There is strong evidence that the immune response to Borrelia burgdorferi (Bb) contributes to the pathogenesis of Lyme disease. Bb are transmitted by ticks to the skin, which is particularly rich in dendritic cells (DC). The initial reaction of these APCs may already set the course to immune pathogenesis. To study the role of DC, biopsies from human skin were incubated with Bb and investigated in toto with electron microscopy. In addition, DC freshly isolated from dermis (DDC) and epidermis (Langerhans cells) were compared with blood-derived DC (BDC). In situ, Bb were found in the dermal layer of the skin only, occasionally cleared by DDC. Isolated DDC and BDC, but not Langerhans cells, readily engulfed Bb preferentially using coiling phagocytosis. Internalized Bb were located free in the cytosol and inside of phagolysosomes of DDC and BDC. Intravesicular Bb Ags were colocalized with MHC class II molecules. In addition, live Bb induced IL-12 production in BDC. Bb-pulsed BDC activated naive and primed autologous Bb-specific T cells, as measured by detection of granulocyte-macrophage CSF gene transcription and proliferative response, respectively. These data indicate that human DC phagocytose, process, and present Bb Ags. The way in which DC may influence the immune response in Lyme disease, however, remains to be evaluated.

Borrelia burgdorferi-induced ultrastructural alterations in human phagocytes: a clue to pathogenicity?

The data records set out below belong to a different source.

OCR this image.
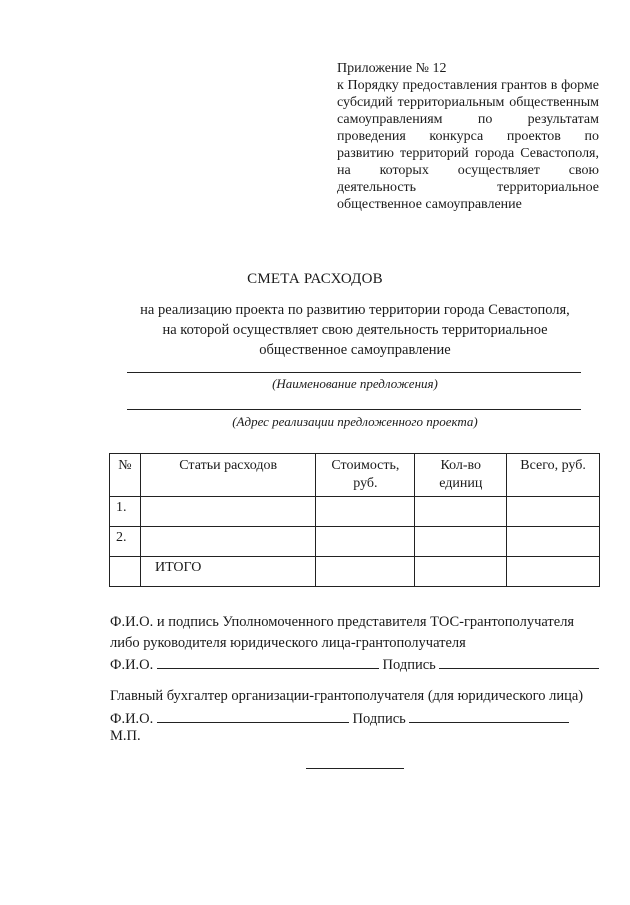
Приложение № 12
к Порядку предоставления грантов в форме субсидий территориальным общественным самоуправлениям по результатам проведения конкурса проектов по развитию территорий города Севастополя, на которых осуществляет свою деятельность территориальное общественное самоуправление
СМЕТА РАСХОДОВ
на реализацию проекта по развитию территории города Севастополя,
на которой осуществляет свою деятельность территориальное
общественное самоуправление
(Наименование предложения)
(Адрес реализации предложенного проекта)
№	Статьи расходов	Стоимость, руб.	Кол-во единиц	Всего, руб.
1.				
2.				
	ИТОГО			
Ф.И.О. и подпись Уполномоченного представителя ТОС-грантополучателя
либо руководителя юридического лица-грантополучателя
Ф.И.О.	Подпись
Главный бухгалтер организации-грантополучателя (для юридического лица)
Ф.И.О.	Подпись
М.П.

A chronic infection with the spirochaete Borrelia burgdorferi typically results in a multistage, multisystem illness. Thus, Lyme borreliosis may provide an interesting model to study the pathomechanisms of microbial persistence. In the present investigation, human peripheral blood monocytes, polymorphonuclear leukocytes, and synovial macrophages were incubated with B. burgdorferi and examined by light and electron microscopy. It was found that incubation with the spirochaetes induced distinct features in the phagocytes. Features which may be related to the pathogenesis of Lyme disease included the segmental uptake of spirochaetes with leaky lysosomes, the invagination of large membrane areas, the extra-lysosomal degradation of internalized B. burgdorferi cells and, finally, the formation of mononuclear syncytial cells and homotypic cell clusters. Features of unknown relevance were the occurrence of two types of cytoplasmic inclusion bodies and exocytic vesicles. These novel findings suggest that reactive alterations of the phagocytes may contribute to the pathogenesis of Lyme borreliosis, which could help to focus future histopathological studies. Moreover, these results may provide new insights into the pathogenesis of other infectious diseases characterized similarly by microbial persistence.